Much of the business model problem faced by mobile and fixed access service providers in mature markets is that former key revenue drivers now arguably are valuable features--but just that, valuable features--and not dominant revenue drivers.
In the case of voice, absolute usage of voice services is falling, and in many cases absolute numbers of account sold also are in decline. And while message volumes might not be tumbling as much, most of the messaging volume growth occurs on the over-the-top messaging apps.
In other words, the ability to make a call is a valuable and essential feature, but arguably not the key reason people buy smartphones and use mobile networks. With the exception of entertainment video, even mobile internet access, which has recently driven revenue growth, sees average revenue per user pressure.
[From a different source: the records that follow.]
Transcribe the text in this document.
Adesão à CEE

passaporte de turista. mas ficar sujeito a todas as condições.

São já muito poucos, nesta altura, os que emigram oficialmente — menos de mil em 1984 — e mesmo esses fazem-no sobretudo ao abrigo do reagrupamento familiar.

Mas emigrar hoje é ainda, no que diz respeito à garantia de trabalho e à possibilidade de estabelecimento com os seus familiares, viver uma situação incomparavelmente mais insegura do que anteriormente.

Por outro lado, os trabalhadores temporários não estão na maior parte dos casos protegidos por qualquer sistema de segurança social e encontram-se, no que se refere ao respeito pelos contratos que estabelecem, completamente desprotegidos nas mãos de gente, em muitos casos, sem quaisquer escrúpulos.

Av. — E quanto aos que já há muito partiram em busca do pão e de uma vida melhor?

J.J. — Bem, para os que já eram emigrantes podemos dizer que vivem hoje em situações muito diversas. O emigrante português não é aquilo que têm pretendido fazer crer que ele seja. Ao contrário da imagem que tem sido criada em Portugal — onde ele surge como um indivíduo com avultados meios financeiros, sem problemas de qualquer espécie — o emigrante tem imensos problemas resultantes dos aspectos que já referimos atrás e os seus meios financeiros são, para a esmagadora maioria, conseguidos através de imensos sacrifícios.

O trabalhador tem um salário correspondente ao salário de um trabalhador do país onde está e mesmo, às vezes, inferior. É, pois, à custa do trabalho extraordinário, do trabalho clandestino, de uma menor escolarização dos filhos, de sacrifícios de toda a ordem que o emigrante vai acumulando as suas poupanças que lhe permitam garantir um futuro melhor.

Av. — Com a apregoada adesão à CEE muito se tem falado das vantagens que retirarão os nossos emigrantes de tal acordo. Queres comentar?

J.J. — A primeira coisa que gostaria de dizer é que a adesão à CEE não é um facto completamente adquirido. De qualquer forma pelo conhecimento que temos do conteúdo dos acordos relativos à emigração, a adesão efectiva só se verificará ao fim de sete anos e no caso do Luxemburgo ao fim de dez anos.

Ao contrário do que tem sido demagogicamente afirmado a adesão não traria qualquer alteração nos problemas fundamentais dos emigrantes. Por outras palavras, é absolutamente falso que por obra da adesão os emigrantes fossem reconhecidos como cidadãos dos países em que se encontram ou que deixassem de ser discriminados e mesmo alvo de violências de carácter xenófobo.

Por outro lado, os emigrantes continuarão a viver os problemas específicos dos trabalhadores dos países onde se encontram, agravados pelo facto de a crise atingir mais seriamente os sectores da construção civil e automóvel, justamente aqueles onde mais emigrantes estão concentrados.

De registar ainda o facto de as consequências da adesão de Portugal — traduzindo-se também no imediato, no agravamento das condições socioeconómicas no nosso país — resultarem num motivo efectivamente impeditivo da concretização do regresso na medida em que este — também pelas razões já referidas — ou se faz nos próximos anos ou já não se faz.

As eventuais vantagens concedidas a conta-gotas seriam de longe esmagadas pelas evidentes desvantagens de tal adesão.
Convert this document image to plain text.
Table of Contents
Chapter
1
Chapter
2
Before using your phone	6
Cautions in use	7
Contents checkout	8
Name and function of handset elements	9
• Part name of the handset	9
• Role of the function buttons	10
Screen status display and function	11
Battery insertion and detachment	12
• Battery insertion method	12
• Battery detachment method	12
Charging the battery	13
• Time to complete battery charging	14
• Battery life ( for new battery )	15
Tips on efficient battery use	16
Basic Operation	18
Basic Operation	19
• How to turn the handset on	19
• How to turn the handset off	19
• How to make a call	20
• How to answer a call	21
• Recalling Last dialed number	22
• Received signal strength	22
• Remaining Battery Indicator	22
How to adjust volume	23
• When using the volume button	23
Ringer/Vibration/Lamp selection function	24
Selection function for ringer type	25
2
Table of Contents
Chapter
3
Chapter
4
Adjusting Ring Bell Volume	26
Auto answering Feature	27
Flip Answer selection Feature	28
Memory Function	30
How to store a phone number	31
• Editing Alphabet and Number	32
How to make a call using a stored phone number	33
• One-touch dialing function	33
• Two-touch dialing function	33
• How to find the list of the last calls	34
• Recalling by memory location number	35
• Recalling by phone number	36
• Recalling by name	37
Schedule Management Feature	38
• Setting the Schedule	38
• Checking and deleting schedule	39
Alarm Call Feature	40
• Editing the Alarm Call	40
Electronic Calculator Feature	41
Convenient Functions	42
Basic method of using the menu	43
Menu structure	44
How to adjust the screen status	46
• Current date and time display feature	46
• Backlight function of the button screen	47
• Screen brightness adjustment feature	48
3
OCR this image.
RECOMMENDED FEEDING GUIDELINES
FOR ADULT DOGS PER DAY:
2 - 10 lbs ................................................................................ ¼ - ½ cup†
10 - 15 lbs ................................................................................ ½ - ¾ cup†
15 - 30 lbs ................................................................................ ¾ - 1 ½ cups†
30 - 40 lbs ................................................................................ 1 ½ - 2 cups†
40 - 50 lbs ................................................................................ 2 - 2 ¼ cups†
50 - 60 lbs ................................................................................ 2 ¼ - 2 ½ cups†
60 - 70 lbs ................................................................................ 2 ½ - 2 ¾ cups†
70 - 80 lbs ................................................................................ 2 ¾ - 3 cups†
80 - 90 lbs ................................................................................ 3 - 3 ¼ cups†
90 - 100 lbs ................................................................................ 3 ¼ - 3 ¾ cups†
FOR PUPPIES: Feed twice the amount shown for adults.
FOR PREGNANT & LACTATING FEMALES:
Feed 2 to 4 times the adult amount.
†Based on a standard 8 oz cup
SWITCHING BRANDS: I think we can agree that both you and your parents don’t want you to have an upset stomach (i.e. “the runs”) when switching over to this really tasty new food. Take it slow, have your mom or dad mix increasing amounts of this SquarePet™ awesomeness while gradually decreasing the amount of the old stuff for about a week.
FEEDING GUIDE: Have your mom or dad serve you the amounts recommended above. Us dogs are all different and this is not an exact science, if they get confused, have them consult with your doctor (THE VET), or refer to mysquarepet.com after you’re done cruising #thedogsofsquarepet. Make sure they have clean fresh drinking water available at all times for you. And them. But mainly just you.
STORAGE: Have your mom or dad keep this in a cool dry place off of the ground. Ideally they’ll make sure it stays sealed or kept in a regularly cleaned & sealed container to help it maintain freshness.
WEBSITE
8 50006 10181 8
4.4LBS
That conversion of “revenue-generating services” to “useful features” can be seen clearly in OTT voice and messaging. Despite much hope in some quarters that service providers could create their own VoIP services that generated revenue comparable to legacy voice, that has been hard to achieve.
In the U.S. market, only cable operators generally were able to do so, and then only because their legacy revenue from voice was “zero.” Generally speaking, VoIP has shown a pattern of disrupting and then largely destroying the legacy markets.
Eventually, that is going to work out in a predictable manner: mobile internet access will be an essential feature of a smartphone service, but perhaps not a growing driver of revenue. Shockingly, for some, mobile internet access might actually become a declining revenue source.
Although 51 percent of U.S. households are mobile-only for voice, and about 70 percent of Millennials (25 to 34) are mobile-only for voice, voice does not get used much.
About 53 percent of respondents to a Gallup survey reported they use a home landline “not at all,” while 44 percent reported using a mobile phone for calling “a little,” and 38 percent said they used mobile voice “a lot.”
Fully 68 percent of 18- to 29-year-olds who were part of a Gallup study in 2014 said that they texted “a lot” the previous day; compared to 47 percent among 30- to 49-year-olds and 26 percent among 50- to 64-year-olds.
Average monthly voice minutes used by 18-year-olds to 34-year-olds plummeted from about 1,200 in 2008 to 900 in 2010. Texting among 18- to 24-year-olds more than doubled over this period, soaring from 600 to over 1,400 texts a month.